Déjà Vu?
Before the industry's 3- (some say 4-) year nosedive, many in the industry were bemoaning the shortage of qualified workers. As manufacturing hunkered down to weather the recession, this issue moved to the back burner.
Before the industry's 3- (some say 4-) year nosedive, many in the industry were bemoaning the shortage of qualified workers. As manufacturing hunkered down to weather the recession, this issue moved to the back burner. With a huge drop in manufacturing activity, finding new workers wasn't as important as trying to hang on to current employees.
I knock on wood as I write this, but it seems this spring marks a resurgence in metalworking manufacturing. Economic indicators still point to healthy trends for the industry.
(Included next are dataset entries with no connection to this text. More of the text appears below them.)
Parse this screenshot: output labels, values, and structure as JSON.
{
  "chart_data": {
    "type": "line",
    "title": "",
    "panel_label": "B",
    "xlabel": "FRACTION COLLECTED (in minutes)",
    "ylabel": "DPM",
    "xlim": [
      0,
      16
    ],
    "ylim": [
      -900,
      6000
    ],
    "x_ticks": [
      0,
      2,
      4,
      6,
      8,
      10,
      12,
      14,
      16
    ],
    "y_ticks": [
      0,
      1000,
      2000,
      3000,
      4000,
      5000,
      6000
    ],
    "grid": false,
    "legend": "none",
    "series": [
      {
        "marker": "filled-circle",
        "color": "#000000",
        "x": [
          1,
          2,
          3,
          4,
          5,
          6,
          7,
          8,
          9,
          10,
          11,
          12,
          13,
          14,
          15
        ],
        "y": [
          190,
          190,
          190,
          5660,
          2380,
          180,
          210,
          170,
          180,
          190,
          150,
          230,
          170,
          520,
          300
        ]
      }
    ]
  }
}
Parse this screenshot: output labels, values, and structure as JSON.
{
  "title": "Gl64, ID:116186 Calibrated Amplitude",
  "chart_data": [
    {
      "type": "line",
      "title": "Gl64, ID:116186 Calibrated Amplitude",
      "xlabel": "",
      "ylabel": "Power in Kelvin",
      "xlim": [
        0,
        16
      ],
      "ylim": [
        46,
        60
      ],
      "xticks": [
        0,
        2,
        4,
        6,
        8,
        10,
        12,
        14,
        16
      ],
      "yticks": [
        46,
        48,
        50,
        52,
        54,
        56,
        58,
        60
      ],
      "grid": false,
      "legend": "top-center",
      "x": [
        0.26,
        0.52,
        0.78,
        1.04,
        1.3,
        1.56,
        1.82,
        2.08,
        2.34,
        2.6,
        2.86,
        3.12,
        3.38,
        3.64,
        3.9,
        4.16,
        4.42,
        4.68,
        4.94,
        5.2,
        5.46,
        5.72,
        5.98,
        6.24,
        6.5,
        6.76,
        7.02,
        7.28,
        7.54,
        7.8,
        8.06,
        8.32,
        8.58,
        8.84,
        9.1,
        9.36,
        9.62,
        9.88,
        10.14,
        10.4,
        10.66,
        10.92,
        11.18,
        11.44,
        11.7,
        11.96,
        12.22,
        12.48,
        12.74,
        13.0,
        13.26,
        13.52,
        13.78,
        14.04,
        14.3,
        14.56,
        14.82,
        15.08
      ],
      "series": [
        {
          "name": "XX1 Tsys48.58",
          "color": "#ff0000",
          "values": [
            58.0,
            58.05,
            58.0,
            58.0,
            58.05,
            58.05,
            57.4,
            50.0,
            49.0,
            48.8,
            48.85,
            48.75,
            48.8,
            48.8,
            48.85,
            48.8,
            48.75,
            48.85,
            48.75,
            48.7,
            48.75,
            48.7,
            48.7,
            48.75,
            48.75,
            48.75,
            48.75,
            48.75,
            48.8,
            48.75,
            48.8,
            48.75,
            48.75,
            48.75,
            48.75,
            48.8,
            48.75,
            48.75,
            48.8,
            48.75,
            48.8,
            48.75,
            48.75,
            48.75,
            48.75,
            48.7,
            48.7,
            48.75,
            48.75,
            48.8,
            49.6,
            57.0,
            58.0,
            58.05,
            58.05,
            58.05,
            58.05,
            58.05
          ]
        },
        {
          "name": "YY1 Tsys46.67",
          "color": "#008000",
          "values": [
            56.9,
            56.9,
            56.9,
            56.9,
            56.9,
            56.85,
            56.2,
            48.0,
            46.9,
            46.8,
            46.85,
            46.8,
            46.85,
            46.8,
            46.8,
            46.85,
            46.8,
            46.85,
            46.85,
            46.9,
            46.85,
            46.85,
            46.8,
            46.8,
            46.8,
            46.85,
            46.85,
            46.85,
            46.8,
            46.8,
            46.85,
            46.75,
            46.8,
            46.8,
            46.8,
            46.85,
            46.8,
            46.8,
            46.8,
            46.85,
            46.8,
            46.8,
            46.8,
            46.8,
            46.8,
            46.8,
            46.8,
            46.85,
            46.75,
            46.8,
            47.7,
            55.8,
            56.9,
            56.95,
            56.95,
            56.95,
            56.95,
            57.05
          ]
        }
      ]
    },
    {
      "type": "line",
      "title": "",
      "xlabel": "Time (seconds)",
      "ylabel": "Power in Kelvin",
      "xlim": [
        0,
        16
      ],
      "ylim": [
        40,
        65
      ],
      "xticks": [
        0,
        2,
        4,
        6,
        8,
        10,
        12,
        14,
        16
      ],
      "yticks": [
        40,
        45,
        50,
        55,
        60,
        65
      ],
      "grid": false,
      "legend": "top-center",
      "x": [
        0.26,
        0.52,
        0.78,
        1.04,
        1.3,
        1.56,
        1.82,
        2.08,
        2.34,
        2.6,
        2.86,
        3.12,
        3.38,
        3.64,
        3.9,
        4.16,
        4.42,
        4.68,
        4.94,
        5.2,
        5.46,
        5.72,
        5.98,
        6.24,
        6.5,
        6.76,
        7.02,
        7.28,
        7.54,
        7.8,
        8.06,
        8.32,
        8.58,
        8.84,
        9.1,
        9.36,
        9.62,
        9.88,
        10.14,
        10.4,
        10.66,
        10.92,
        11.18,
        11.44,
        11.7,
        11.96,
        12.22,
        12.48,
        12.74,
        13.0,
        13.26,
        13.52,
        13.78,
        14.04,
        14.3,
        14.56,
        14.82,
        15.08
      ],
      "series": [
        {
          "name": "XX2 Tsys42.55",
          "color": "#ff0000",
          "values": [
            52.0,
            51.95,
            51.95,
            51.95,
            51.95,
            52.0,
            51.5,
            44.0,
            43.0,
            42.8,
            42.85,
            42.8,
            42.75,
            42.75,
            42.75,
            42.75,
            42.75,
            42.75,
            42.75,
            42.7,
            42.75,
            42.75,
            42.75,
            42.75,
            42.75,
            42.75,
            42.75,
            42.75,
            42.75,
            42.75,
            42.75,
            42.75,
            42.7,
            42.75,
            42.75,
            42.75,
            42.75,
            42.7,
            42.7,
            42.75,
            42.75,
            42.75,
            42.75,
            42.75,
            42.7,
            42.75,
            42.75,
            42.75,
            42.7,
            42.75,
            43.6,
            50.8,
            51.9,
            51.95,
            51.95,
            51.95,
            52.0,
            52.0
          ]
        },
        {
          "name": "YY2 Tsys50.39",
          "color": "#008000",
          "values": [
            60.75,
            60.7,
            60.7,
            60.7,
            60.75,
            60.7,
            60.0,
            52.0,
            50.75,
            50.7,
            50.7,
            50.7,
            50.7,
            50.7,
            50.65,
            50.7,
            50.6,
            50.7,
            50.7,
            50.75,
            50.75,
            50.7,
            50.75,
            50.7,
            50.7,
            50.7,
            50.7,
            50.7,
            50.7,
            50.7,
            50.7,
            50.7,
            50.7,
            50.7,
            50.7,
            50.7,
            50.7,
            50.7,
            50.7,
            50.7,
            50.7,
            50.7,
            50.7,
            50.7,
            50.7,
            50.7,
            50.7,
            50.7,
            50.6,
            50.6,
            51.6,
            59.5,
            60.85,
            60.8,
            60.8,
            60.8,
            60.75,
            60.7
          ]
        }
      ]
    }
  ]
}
I prefer my own indicators, which are primarily based on direct contact with shops, vendors and builders.
My spring travel has been heavy, so I've had numerous chances to talk with real people doing real work in this industry. In the last couple of months, business seems to have picked up in a more sustained pattern. We've had hiccups during the last year—a good week was followed by two bad weeks then a good week—but it now seems that the spates of good weeks are coming closer together and lasting longer.
At a recent technical conference for the Precision Machined Products Association (PMPA) in St. Louis, the association, concerned about lighter than expected attendance, polled its members to ask why. The primary reason given was improved business conditions that made sparing workers to attend the conference too dear. These shops told the association that the business level has spiked to a point of 50- to 60-hour work weeks and the beginning of efforts to increase employment.
I went to an open house in New England for a master distributor who told me that for certain capital equipment coming out of Asia, deliveries are beginning to stretch out. Although still a factor, the price of machine tools is beginning to fall in the priority continuum in favor of delivery.
A machine tool builder told me that business has gotten so much better so quickly that it is asking some retirees to come in to help because of a shortage of skilled workers. Many of the people this builder was forced to let go during the recession have found work elsewhere.
This anecdotal evidence brings me to my point. Metalworking (fingers crossed) is poised to take off again after a long slumber. But some of the critical issues that bedeviled us before the recession have not disappeared. Primary among them is the shortage of workers with the proper skills to contribute to the modern machine shop. Intrinsic in this shortage is our old problem of educating technical workers for work as it exists today and tomorrow rather than as it existed yesterday. It's a problem that's not going away.